Ebertfest 2017: Photos from Day Three

Welcome back to my Ebertfest photo journal. Here are ten meaningful shots from yesterday’s festival. 

I started my day off by stopping in Cafe Kopi for a sandwich. I asked them to just put it in a napkin so I could eat while I walked, but they did me one better, the put it in this paper bag. It was great! Eating the sandwich was easy while I walked and I could feel the warmth of the bread in my hands without getting my hands oily. 

After eating my sandwich I went and took a photo with the Ebert statue. I wish there was a standard hashtag that we all used to tag a photo with Ebert so that we could see all of the photos that people take with the statue.

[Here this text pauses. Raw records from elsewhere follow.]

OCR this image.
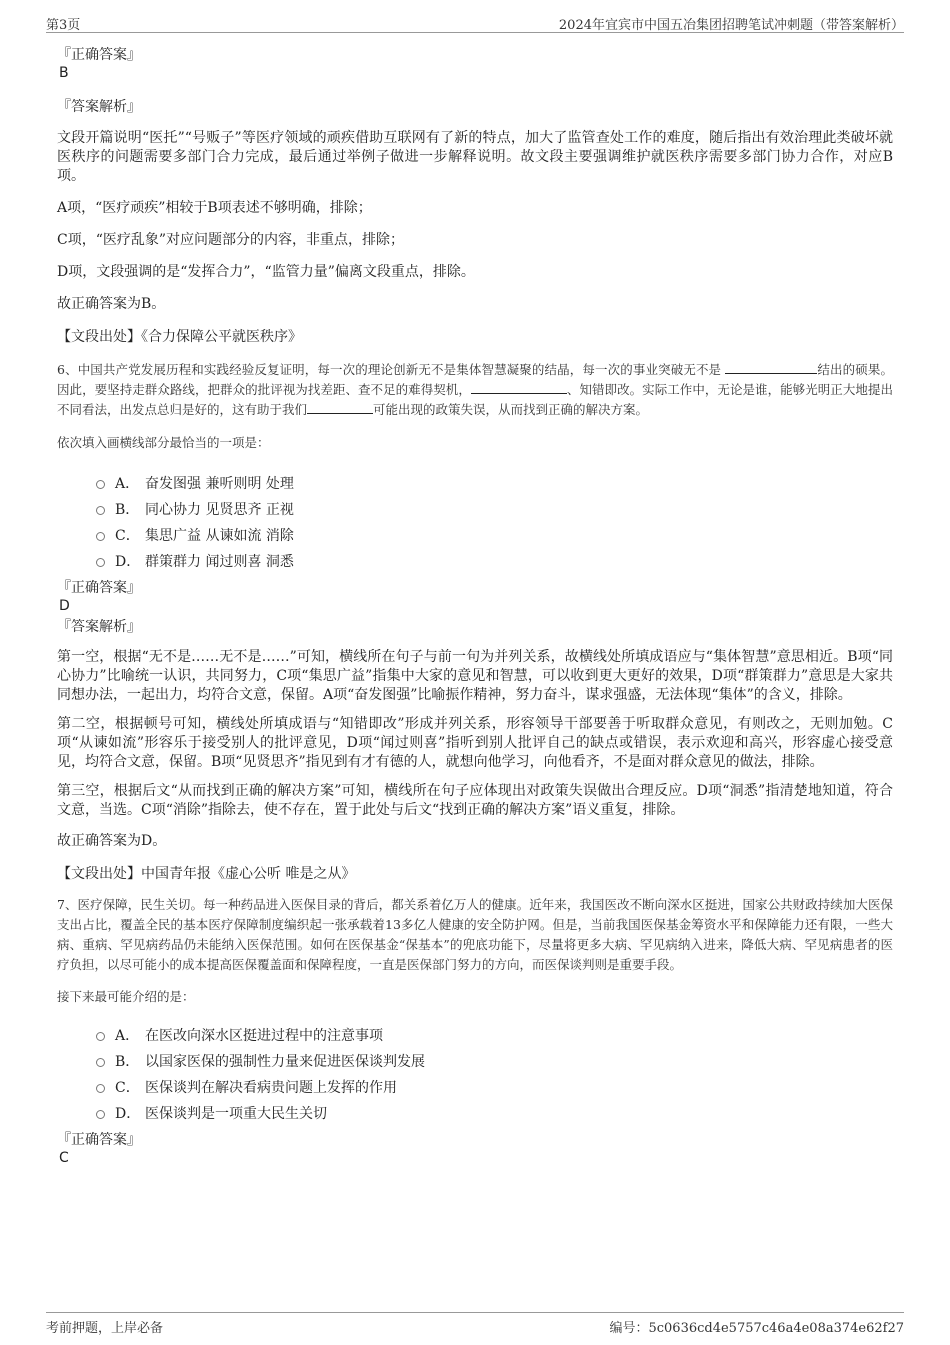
第3页	2024年宜宾市中国五冶集团招聘笔试冲刺题（带答案解析）

『正确答案』

B

『答案解析』

文段开篇说明“医托”“号贩子”等医疗领域的顽疾借助互联网有了新的特点，加大了监管查处工作的难度，随后指出有效治理此类破坏就医秩序的问题需要多部门合力完成，最后通过举例子做进一步解释说明。故文段主要强调维护就医秩序需要多部门协力合作，对应B项。

A项，“医疗顽疾”相较于B项表述不够明确，排除；

C项，“医疗乱象”对应问题部分的内容，非重点，排除；

D项，文段强调的是“发挥合力”，“监管力量”偏离文段重点，排除。

故正确答案为B。

【文段出处】《合力保障公平就医秩序》

6、中国共产党发展历程和实践经验反复证明，每一次的理论创新无不是集体智慧凝聚的结晶，每一次的事业突破无不是	结出的硕果。因此，要坚持走群众路线，把群众的批评视为找差距、查不足的难得契机，	、知错即改。实际工作中，无论是谁，能够光明正大地提出不同看法，出发点总归是好的，这有助于我们	可能出现的政策失误，从而找到正确的解决方案。

依次填入画横线部分最恰当的一项是：

A． 奋发图强 兼听则明 处理
B． 同心协力 见贤思齐 正视
C． 集思广益 从谏如流 消除
D． 群策群力 闻过则喜 洞悉

『正确答案』

D

『答案解析』

第一空，根据“无不是……无不是……”可知，横线所在句子与前一句为并列关系，故横线处所填成语应与“集体智慧”意思相近。B项“同心协力”比喻统一认识，共同努力，C项“集思广益”指集中大家的意见和智慧，可以收到更大更好的效果，D项“群策群力”意思是大家共同想办法，一起出力，均符合文意，保留。A项“奋发图强”比喻振作精神，努力奋斗，谋求强盛，无法体现“集体”的含义，排除。

第二空，根据顿号可知，横线处所填成语与“知错即改”形成并列关系，形容领导干部要善于听取群众意见，有则改之，无则加勉。C项“从谏如流”形容乐于接受别人的批评意见，D项“闻过则喜”指听到别人批评自己的缺点或错误，表示欢迎和高兴，形容虚心接受意见，均符合文意，保留。B项“见贤思齐”指见到有才有德的人，就想向他学习，向他看齐，不是面对群众意见的做法，排除。

第三空，根据后文“从而找到正确的解决方案”可知，横线所在句子应体现出对政策失误做出合理反应。D项“洞悉”指清楚地知道，符合文意，当选。C项“消除”指除去，使不存在，置于此处与后文“找到正确的解决方案”语义重复，排除。

故正确答案为D。

【文段出处】中国青年报《虚心公听 唯是之从》

7、医疗保障，民生关切。每一种药品进入医保目录的背后，都关系着亿万人的健康。近年来，我国医改不断向深水区挺进，国家公共财政持续加大医保支出占比，覆盖全民的基本医疗保障制度编织起一张承载着13多亿人健康的安全防护网。但是，当前我国医保基金筹资水平和保障能力还有限，一些大病、重病、罕见病药品仍未能纳入医保范围。如何在医保基金“保基本”的兜底功能下，尽量将更多大病、罕见病纳入进来，降低大病、罕见病患者的医疗负担，以尽可能小的成本提高医保覆盖面和保障程度，一直是医保部门努力的方向，而医保谈判则是重要手段。

接下来最可能介绍的是：

A． 在医改向深水区挺进过程中的注意事项
B． 以国家医保的强制性力量来促进医保谈判发展
C． 医保谈判在解决看病贵问题上发挥的作用
D． 医保谈判是一项重大民生关切

『正确答案』

C

考前押题，上岸必备	编号：5c0636cd4e5757c46a4e08a374e62f27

I’m looking at you Ebert Fest. coordinators!

Moviegoers stopped to read about some of Ebert’s history here locally. Among the poster is Ebert’s drivers license from when he was a young man. 

Wieskamp is providing the swag this year and the prices on point for these t-shirts. Only $10. Just think, you’re buying a t-shirt at a local festival, made by a local business. Win, win, win. 

They’re also offering tote bags, hats, books, and coffee mugs. 

Variete  was a silent film with a live score. Notice the orchestra playing down in the right hand corner.  

July and Half of August was a short film shot in a dive bar in Las Angelas.

They Call Us Monsters was a film about juvenile offenders in California who face life in prison. During the film, the kids get to take a class on screenwriting and you can see how well they are able to work through their feelings about their life through the artistic expression. 

The panel afterward was led by an reviewer who opened the panel by saying, “You can see how much engaging with art benefited these children. I can’t help but think about how we have a president in office who does not value the arts.” That statement only got a half-clap from the audience. 

Finally the night closed with Elle. An intense film about rape, sexuality, desire, family, suspense, and mystery. The film was introduced by the lead actress, Isabelle Huppert, who is an absolute powerhouse of an actor.